Following the right diet can reduce or even prevent some symptoms
A decrease in oestrogen during menopause can cause vaginal dryness and dry skin, but drinking eight glasses of water a day will maintain your skin’s moisture and reduce bloating caused by hormonal changes.
Your calcium needs increase during menopause because the loss of oestrogen can speed up bone loss. Eat calcium-rich foods such as milk and non-fat yogurt, and take a calcium supplement.
Getting enough vitamin D is also critical for protecting your bones.
Fruit and veg
Metabolism slows as you age, and women in their mid-40s tend to become more sedentary.
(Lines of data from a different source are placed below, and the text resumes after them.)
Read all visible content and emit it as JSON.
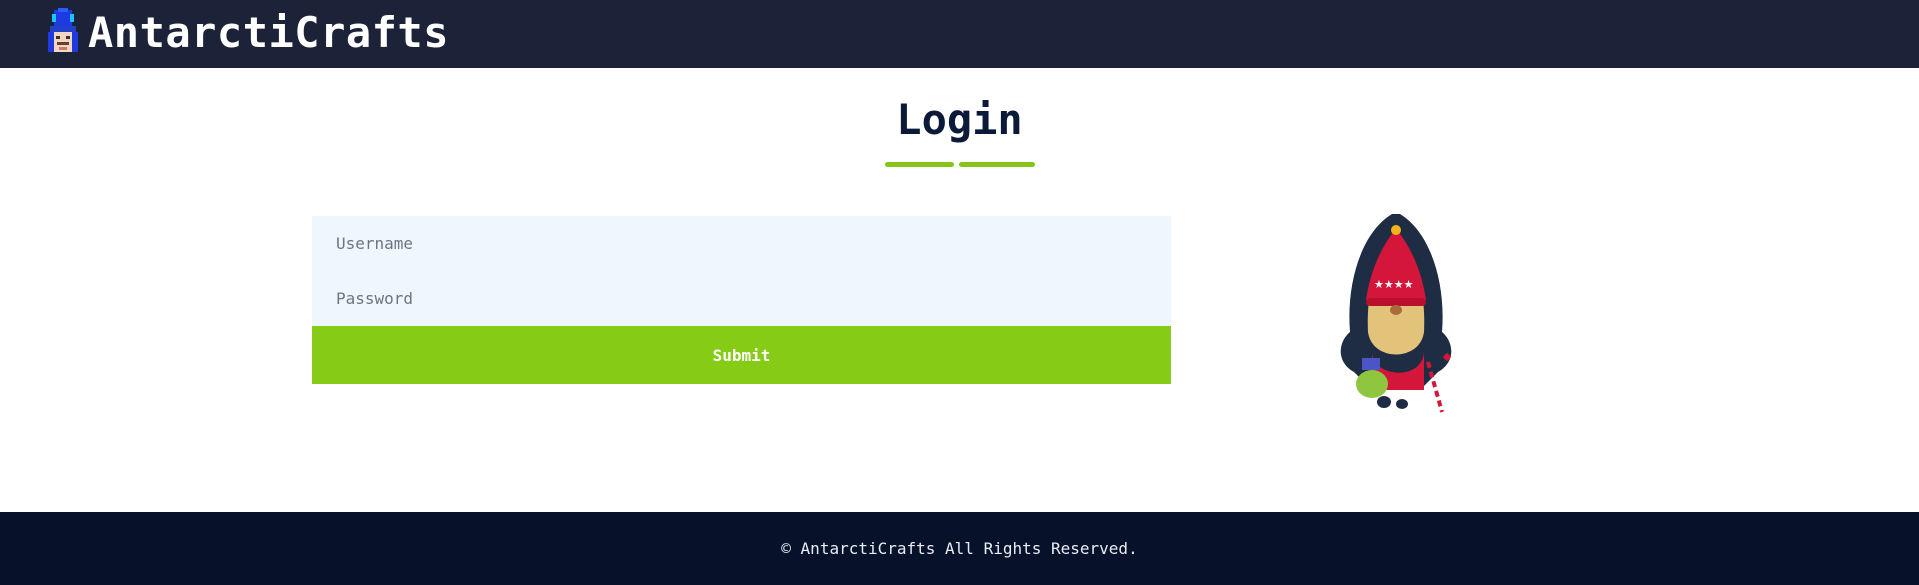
{
  "header": {
    "brand": "AntarctiCrafts",
    "logo_icon": "toy-soldier-icon"
  },
  "main": {
    "title": "Login",
    "form": {
      "username_placeholder": "Username",
      "password_placeholder": "Password",
      "submit_label": "Submit"
    },
    "illustration_icon": "gnome-icon"
  },
  "footer": {
    "copyright": "© AntarctiCrafts All Rights Reserved."
  },
  "colors": {
    "header_bg": "#1c2237",
    "footer_bg": "#07112a",
    "accent": "#86cc16",
    "title": "#0c1a3a",
    "input_bg": "#eef7fd"
  }
}
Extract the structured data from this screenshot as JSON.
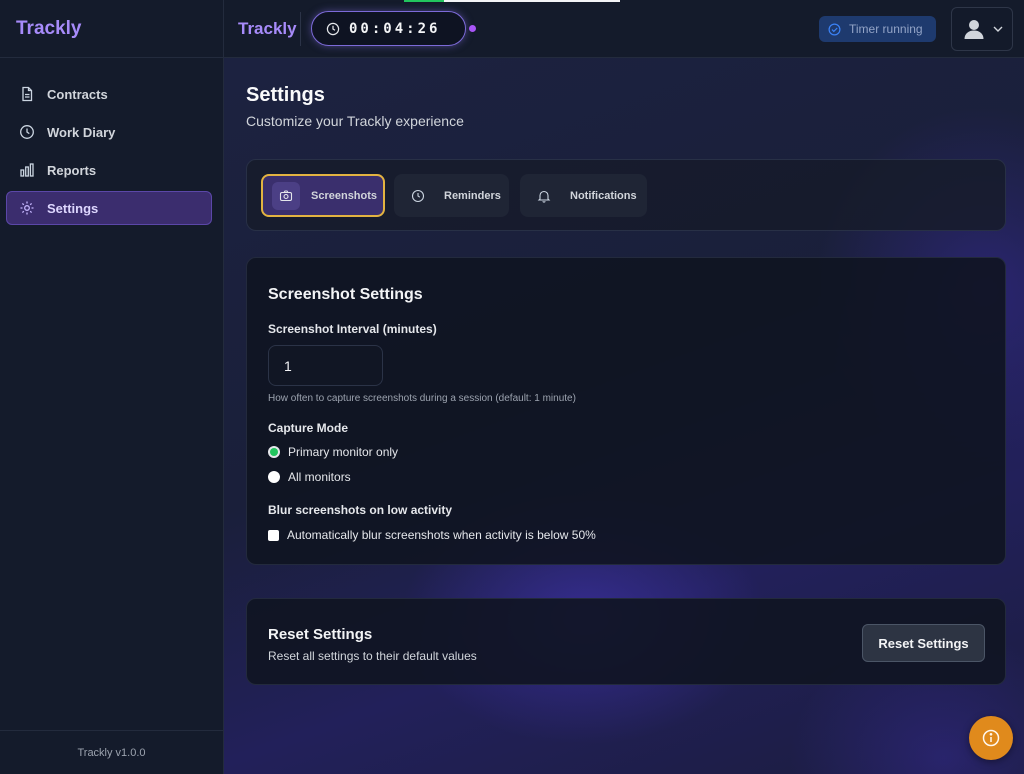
{
  "app": {
    "name": "Trackly",
    "version": "Trackly v1.0.0"
  },
  "sidebar": {
    "items": [
      {
        "label": "Contracts",
        "icon": "document-icon",
        "active": false
      },
      {
        "label": "Work Diary",
        "icon": "clock-icon",
        "active": false
      },
      {
        "label": "Reports",
        "icon": "bar-chart-icon",
        "active": false
      },
      {
        "label": "Settings",
        "icon": "gear-icon",
        "active": true
      }
    ]
  },
  "topbar": {
    "brand": "Trackly",
    "timer": "00:04:26",
    "status": "Timer running"
  },
  "page": {
    "title": "Settings",
    "subtitle": "Customize your Trackly experience"
  },
  "tabs": [
    {
      "label": "Screenshots",
      "icon": "camera-icon",
      "active": true
    },
    {
      "label": "Reminders",
      "icon": "clock-icon",
      "active": false
    },
    {
      "label": "Notifications",
      "icon": "bell-icon",
      "active": false
    }
  ],
  "screenshot_settings": {
    "title": "Screenshot Settings",
    "interval_label": "Screenshot Interval (minutes)",
    "interval_value": "1",
    "interval_help": "How often to capture screenshots during a session (default: 1 minute)",
    "capture_mode_label": "Capture Mode",
    "capture_options": [
      {
        "label": "Primary monitor only",
        "checked": true
      },
      {
        "label": "All monitors",
        "checked": false
      }
    ],
    "blur_label": "Blur screenshots on low activity",
    "blur_checkbox_label": "Automatically blur screenshots when activity is below 50%",
    "blur_checked": false
  },
  "reset": {
    "title": "Reset Settings",
    "subtitle": "Reset all settings to their default values",
    "button": "Reset Settings"
  },
  "colors": {
    "accent": "#a78bfa",
    "active_tab_border": "#e3b341",
    "radio_checked": "#22c55e",
    "fab": "#e08a1c"
  }
}
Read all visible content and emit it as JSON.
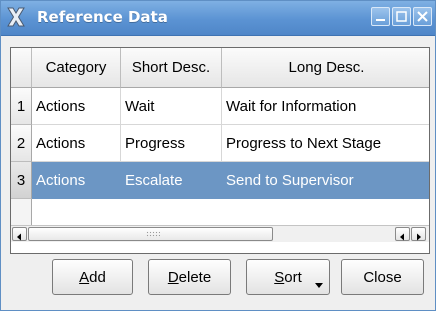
{
  "window": {
    "title": "Reference Data",
    "icon": "x-app-icon",
    "controls": [
      "minimize-icon",
      "maximize-icon",
      "close-icon"
    ]
  },
  "table": {
    "columns": [
      "Category",
      "Short Desc.",
      "Long Desc."
    ],
    "rows": [
      {
        "num": "1",
        "category": "Actions",
        "short": "Wait",
        "long": "Wait for Information"
      },
      {
        "num": "2",
        "category": "Actions",
        "short": "Progress",
        "long": "Progress to Next Stage"
      },
      {
        "num": "3",
        "category": "Actions",
        "short": "Escalate",
        "long": "Send to Supervisor"
      }
    ],
    "selected_row": "3"
  },
  "buttons": {
    "add": {
      "mnemonic": "A",
      "rest": "dd"
    },
    "delete": {
      "mnemonic": "D",
      "rest": "elete"
    },
    "sort": {
      "mnemonic": "S",
      "rest": "ort"
    },
    "close": {
      "label": "Close"
    }
  },
  "colors": {
    "titlebar": "#5b93d3",
    "selection": "#6c96c4"
  }
}
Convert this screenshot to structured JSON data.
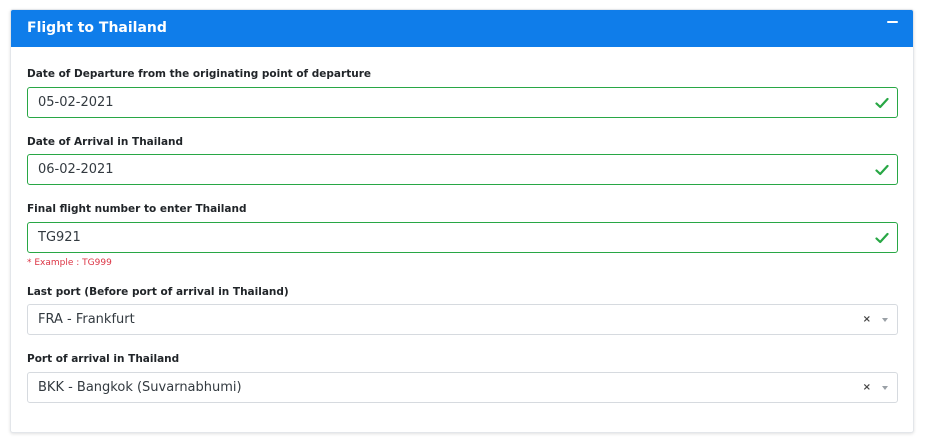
{
  "card": {
    "title": "Flight to Thailand",
    "header_color": "#0f7dea"
  },
  "fields": {
    "departure_date": {
      "label": "Date of Departure from the originating point of departure",
      "value": "05-02-2021",
      "status": "valid"
    },
    "arrival_date": {
      "label": "Date of Arrival in Thailand",
      "value": "06-02-2021",
      "status": "valid"
    },
    "flight_number": {
      "label": "Final flight number to enter Thailand",
      "value": "TG921",
      "hint": "* Example : TG999",
      "status": "valid"
    },
    "last_port": {
      "label": "Last port (Before port of arrival in Thailand)",
      "selected": "FRA - Frankfurt",
      "clear_symbol": "×"
    },
    "arrival_port": {
      "label": "Port of arrival in Thailand",
      "selected": "BKK - Bangkok (Suvarnabhumi)",
      "clear_symbol": "×"
    }
  },
  "colors": {
    "valid": "#28a745",
    "hint": "#dc3545"
  },
  "icons": {
    "collapse": "minus-icon",
    "valid": "check-icon",
    "clear": "clear-icon",
    "dropdown": "chevron-down-icon"
  }
}
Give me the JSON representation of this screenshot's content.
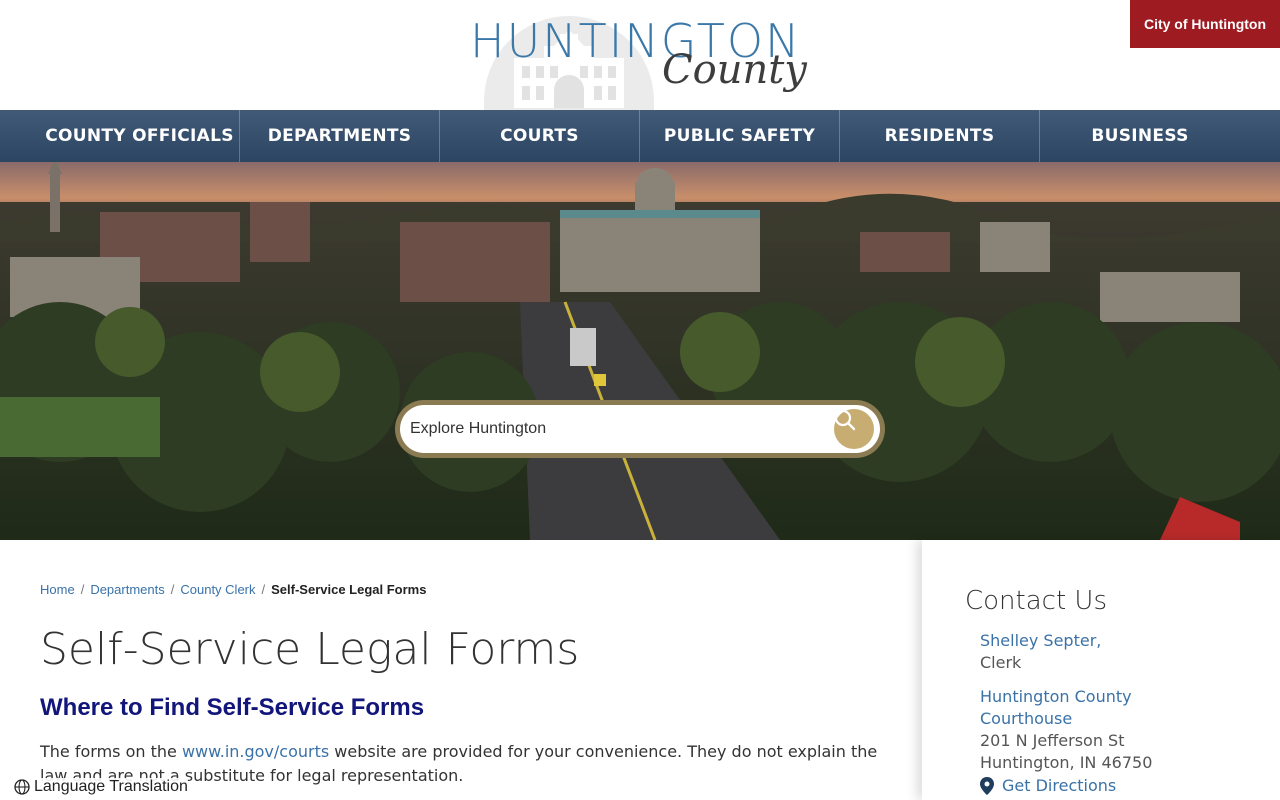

By filling up on low-calorie fruits and vegetables, you can minimise weight gain while getting the nutrients you need.
Some wholegrains, such as oatmeal and brown rice, provide B vitamins, which boost energy, manage stress and keep the digestive system functioning. Folic acid and fibre, also found in wholegrains, help lower risk for cardiovascular disease, which rises after menopause.
Your iron needs go down during menopause, so lean beef, eggs, iron-rich cereals and grains should provide you with enough.
The less weight you gain, the better your menopause symptoms. Eat low-fat, healthy foods, including fruits and vegetables, wholegrains and lean protein.
What to avoid
Steer clear of alcohol, sugar, caffeine and spicy foods, which trigger hot flushes, aggravate urinary incontinence, and increase mood swings and bone loss.